Ken Lauren: An Appreciation
by S.M. Chen | 12 February 2018 |
Dr. Ken Lauren died not long ago of an injury sustained in Costa Rica, while he was working as a volunteer on the construction of a church. A report was posted here at Adventist Today.
I visited Peru in 2005 at the invitation of my brother, taking part in a Maranatha Volunteers International project building a church and painting others in Lima. Some of the volunteers were members of SAGE (Seniors in Action for God with Excellence), a group based in the U.S. Pacific Northwest.
During the time, which combined humanitarian effort with touring, I met Ken Lauren and his wife, Linda. In addition to volunteering alongside others, Ken served as team physician. Fortunately, neither my brother nor I required his medical services.
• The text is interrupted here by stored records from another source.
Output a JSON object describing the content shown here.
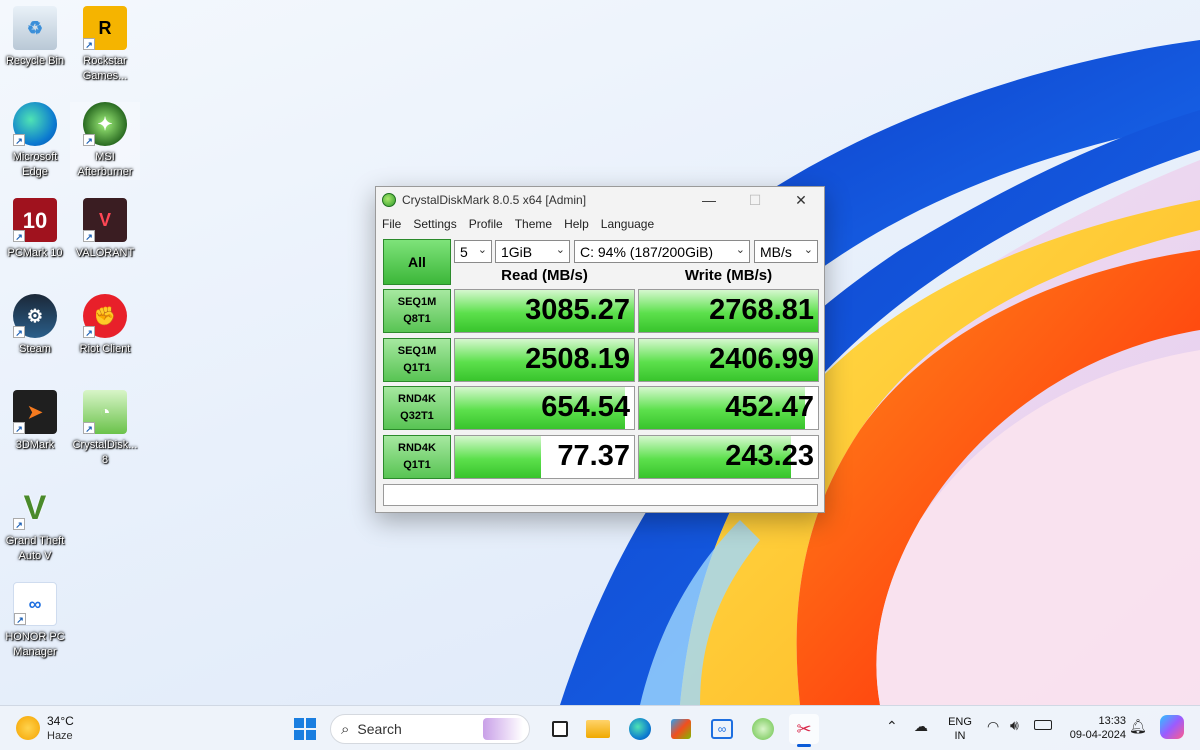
{
  "desktop": {
    "icons": [
      {
        "label": "Recycle Bin"
      },
      {
        "label": "Rockstar Games..."
      },
      {
        "label": "Microsoft Edge"
      },
      {
        "label": "MSI Afterburner"
      },
      {
        "label": "PCMark 10"
      },
      {
        "label": "VALORANT"
      },
      {
        "label": "Steam"
      },
      {
        "label": "Riot Client"
      },
      {
        "label": "3DMark"
      },
      {
        "label": "CrystalDisk... 8"
      },
      {
        "label": "Grand Theft Auto V"
      },
      {
        "label": "HONOR PC Manager"
      }
    ]
  },
  "window": {
    "title": "CrystalDiskMark 8.0.5 x64 [Admin]",
    "menu": [
      "File",
      "Settings",
      "Profile",
      "Theme",
      "Help",
      "Language"
    ],
    "all_button": "All",
    "count": "5",
    "size": "1GiB",
    "drive": "C: 94% (187/200GiB)",
    "unit": "MB/s",
    "read_header": "Read (MB/s)",
    "write_header": "Write (MB/s)",
    "rows": [
      {
        "line1": "SEQ1M",
        "line2": "Q8T1",
        "read": "3085.27",
        "write": "2768.81",
        "read_fill": 1.0,
        "write_fill": 1.0
      },
      {
        "line1": "SEQ1M",
        "line2": "Q1T1",
        "read": "2508.19",
        "write": "2406.99",
        "read_fill": 1.0,
        "write_fill": 1.0
      },
      {
        "line1": "RND4K",
        "line2": "Q32T1",
        "read": "654.54",
        "write": "452.47",
        "read_fill": 0.95,
        "write_fill": 0.93
      },
      {
        "line1": "RND4K",
        "line2": "Q1T1",
        "read": "77.37",
        "write": "243.23",
        "read_fill": 0.48,
        "write_fill": 0.85
      }
    ]
  },
  "taskbar": {
    "weather_temp": "34°C",
    "weather_desc": "Haze",
    "search_placeholder": "Search",
    "lang_line1": "ENG",
    "lang_line2": "IN",
    "time": "13:33",
    "date": "09-04-2024"
  },
  "colors": {
    "bar_green": "#38c42c",
    "accent_blue": "#0a5bd8"
  }
}
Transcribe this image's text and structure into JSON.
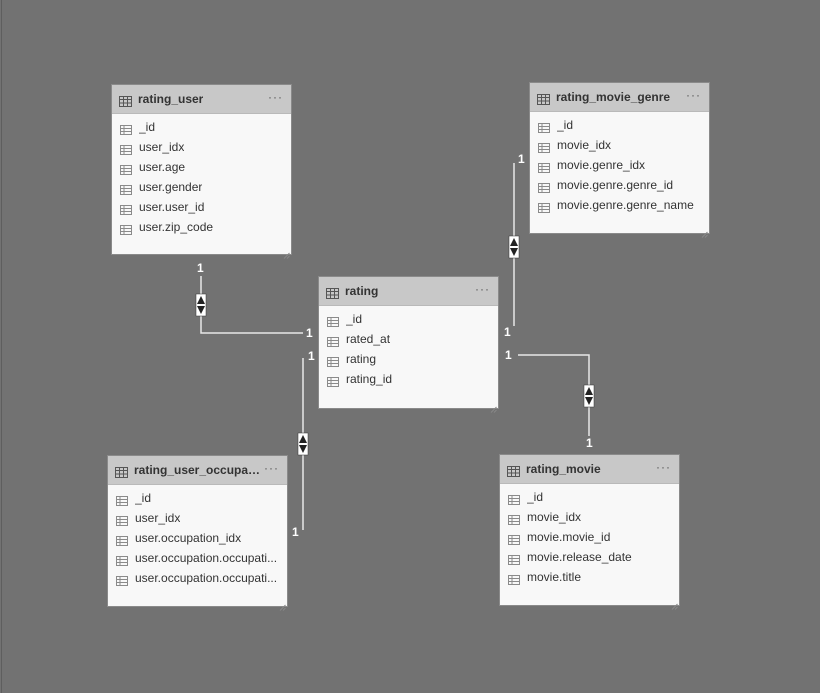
{
  "tables": [
    {
      "name": "rating_user",
      "fields": [
        "_id",
        "user_idx",
        "user.age",
        "user.gender",
        "user.user_id",
        "user.zip_code"
      ]
    },
    {
      "name": "rating_movie_genre",
      "fields": [
        "_id",
        "movie_idx",
        "movie.genre_idx",
        "movie.genre.genre_id",
        "movie.genre.genre_name"
      ]
    },
    {
      "name": "rating",
      "fields": [
        "_id",
        "rated_at",
        "rating",
        "rating_id"
      ]
    },
    {
      "name": "rating_user_occupati...",
      "fields": [
        "_id",
        "user_idx",
        "user.occupation_idx",
        "user.occupation.occupati...",
        "user.occupation.occupati..."
      ]
    },
    {
      "name": "rating_movie",
      "fields": [
        "_id",
        "movie_idx",
        "movie.movie_id",
        "movie.release_date",
        "movie.title"
      ]
    }
  ],
  "table_menu_glyph": "···",
  "icons": {
    "table": "table-icon",
    "column": "column-icon",
    "filter": "bidirectional-filter-icon",
    "resize": "resize-grip-icon"
  },
  "relationships": [
    {
      "from": "rating_user",
      "to": "rating",
      "from_cardinality": "1",
      "to_cardinality": "1",
      "cross_filter": "both"
    },
    {
      "from": "rating_movie_genre",
      "to": "rating",
      "from_cardinality": "1",
      "to_cardinality": "1",
      "cross_filter": "both"
    },
    {
      "from": "rating_user_occupati...",
      "to": "rating",
      "from_cardinality": "1",
      "to_cardinality": "1",
      "cross_filter": "both"
    },
    {
      "from": "rating_movie",
      "to": "rating",
      "from_cardinality": "1",
      "to_cardinality": "1",
      "cross_filter": "both"
    }
  ],
  "colors": {
    "canvas": "#727272",
    "card": "#f8f8f8",
    "card_header": "#c8c8c8",
    "line": "#e8e8e8"
  }
}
I got to know him a bit. Like some of us, he had had a period of estrangement with organized Seventh-day Adventist religion. His involvement with SAGE helped him find his way back into what many consider the fold tended by the Good Shepherd.
I was able to witness Ken’s interactions with animals and other living creatures, who seemed drawn to him much as birds seemed to be to Francis of Assisi, and children to Jesus.
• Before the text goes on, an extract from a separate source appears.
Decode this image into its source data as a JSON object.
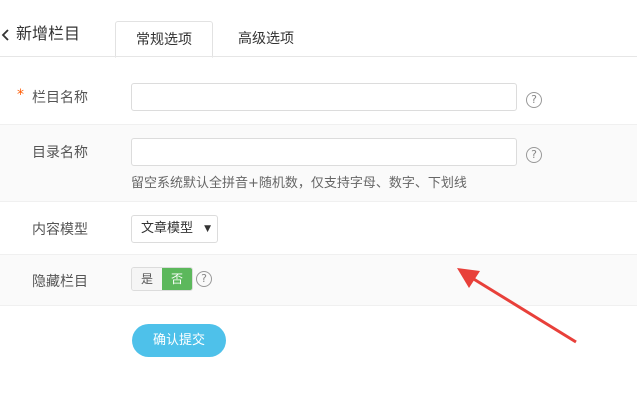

I have a picture of Ken holding a parrot during our brief stay in the Amazon, a fascinating, hot, humid place.
Perhaps there was a bit of Dr. Doolittle in him.
Or maybe the two had a rapport that transcends language (his English, the bird’s Spanish).
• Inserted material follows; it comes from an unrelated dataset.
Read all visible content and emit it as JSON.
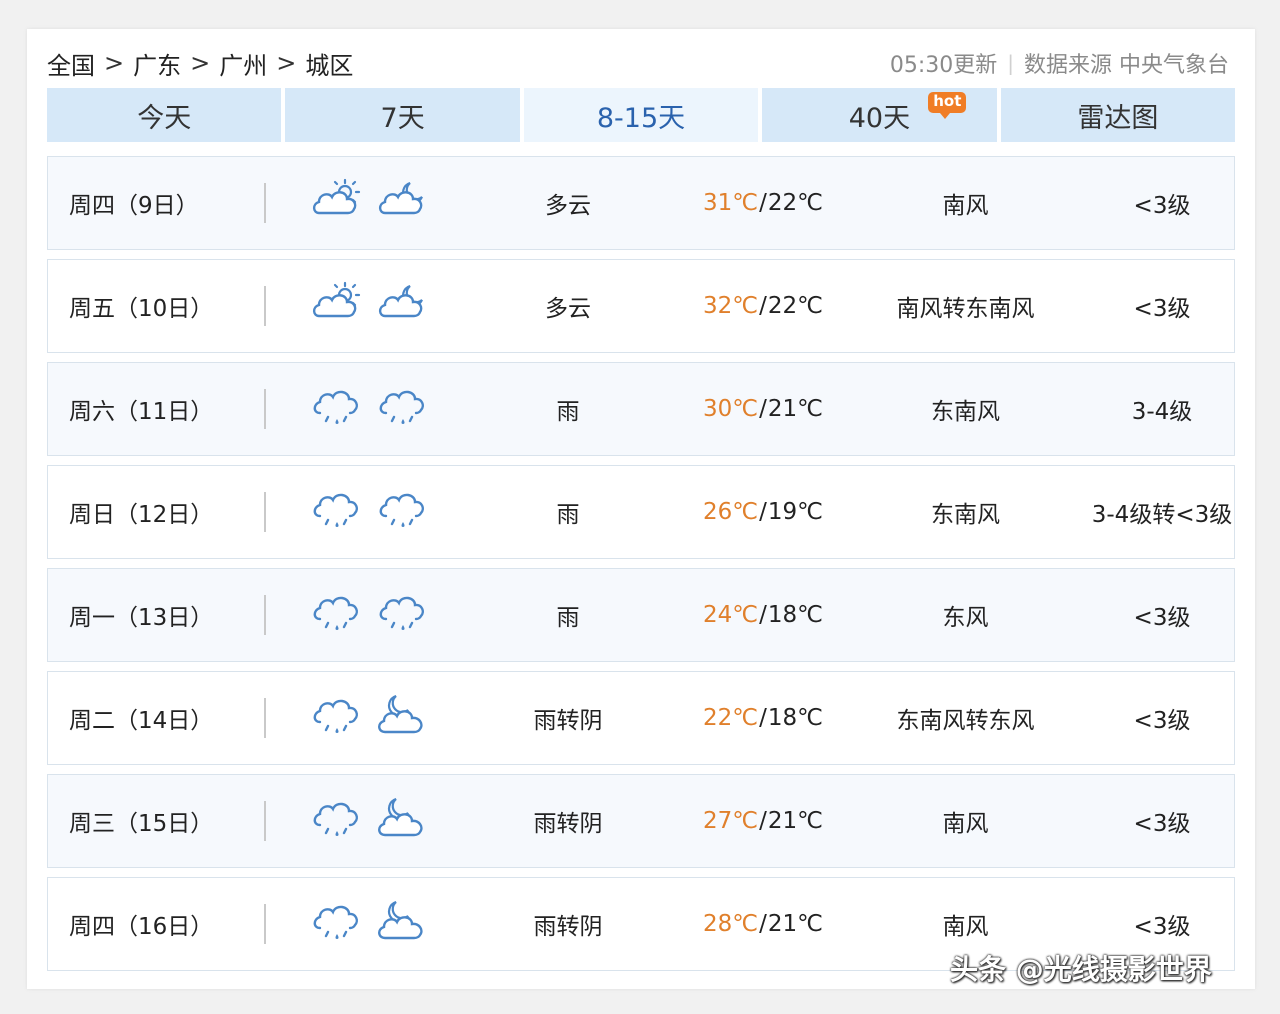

Near the end of our time in Peru we visited Lake Titicaca, the world’s highest body of water navigable to large vessels. Straddling Peru and Bolivia in the Andes, it is considered the birthplace of the Incas.
Ken carried pencils, which he handed out like candy to eager local kids. He sat on a log on a floating isle on the lake, examining colorful fabric while the boys examined their pencils.
The indigenous Uros boys around him wore no sunblock and were subjected to the fierce sun, whose rays were all the more relentless at the high altitude.
I suspect Ken spent his last days doing what he loved.
That is all any of us can ask.
And, as Mahatma Gandhi said, “The best way to find yourself is to lose yourself in the service of others.”
S.M. Chen writes from California.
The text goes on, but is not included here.